A British diplomat has been hailed as a hero in China after he plunged into a river to save a drowning student.

Stephen Ellison, who took up his role as consul-general in Chongqing just weeks ago, was walking by a river on Saturday morning when the unnamed 24-year-old woman slipped on rocks into the water.

Footage captured by onlookers shows the apparently unconscious student face down in the water as the 61-year-old Mr Ellison removes his shoes and jumps into the river.

After swimming to her side, Mr Ellison, who is also an accomplished triathlete, is seen flipping the woman onto her back then grabbing a lifebuoy attached to a rope that was thrown into the water by passers-by.

The pair were then dragged to the water’s edge, and the woman was pulled onto rocks before Mr Ellison climbed out.

“She was unconscious, she was not breathing and for a short time we feared the worst. But as we got back to the side, she started breathing again,” Mr Ellison told the BBC.

He added the student, who attends Chonqing University, was shaken but is recovering and that she had invited him to dinner with her family next weekend.

In a statement on Chinese social media, the British consulate in Chongqing said Mr Ellison was cared for by locals in the town of Zhongshan, who got him hot coffee to warm up and gave him a spare set of dry clothes.

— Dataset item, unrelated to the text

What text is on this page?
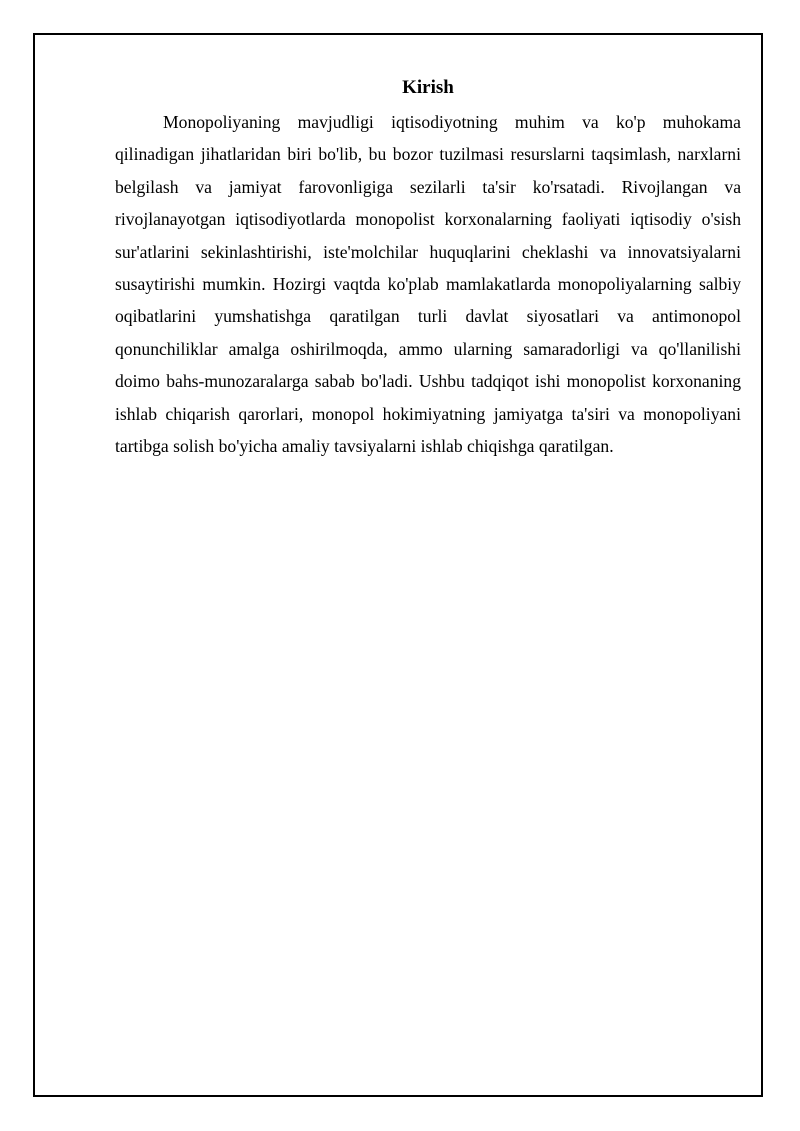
Kirish

Monopoliyaning mavjudligi iqtisodiyotning muhim va ko'p muhokama qilinadigan jihatlaridan biri bo'lib, bu bozor tuzilmasi resurslarni taqsimlash, narxlarni belgilash va jamiyat farovonligiga sezilarli ta'sir ko'rsatadi. Rivojlangan va rivojlanayotgan iqtisodiyotlarda monopolist korxonalarning faoliyati iqtisodiy o'sish sur'atlarini sekinlashtirishi, iste'molchilar huquqlarini cheklashi va innovatsiyalarni susaytirishi mumkin. Hozirgi vaqtda ko'plab mamlakatlarda monopoliyalarning salbiy oqibatlarini yumshatishga qaratilgan turli davlat siyosatlari va antimonopol qonunchiliklar amalga oshirilmoqda, ammo ularning samaradorligi va qo'llanilishi doimo bahs-munozaralarga sabab bo'ladi. Ushbu tadqiqot ishi monopolist korxonaning ishlab chiqarish qarorlari, monopol hokimiyatning jamiyatga ta'siri va monopoliyani tartibga solish bo'yicha amaliy tavsiyalarni ishlab chiqishga qaratilgan.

Footage of the incident has been widely shared in China, with many Chinese praising Mr Ellison’s intervention in a country that has made headlines in the past for incidents in which passers-by have ignored others in life-threatening situations.

“The kindness and bravery of human nature shines on this real gentleman,” one user on microblogging site Weibo said, while another added: “You’d call such a person a knight in the UK, in China we call him a hero.”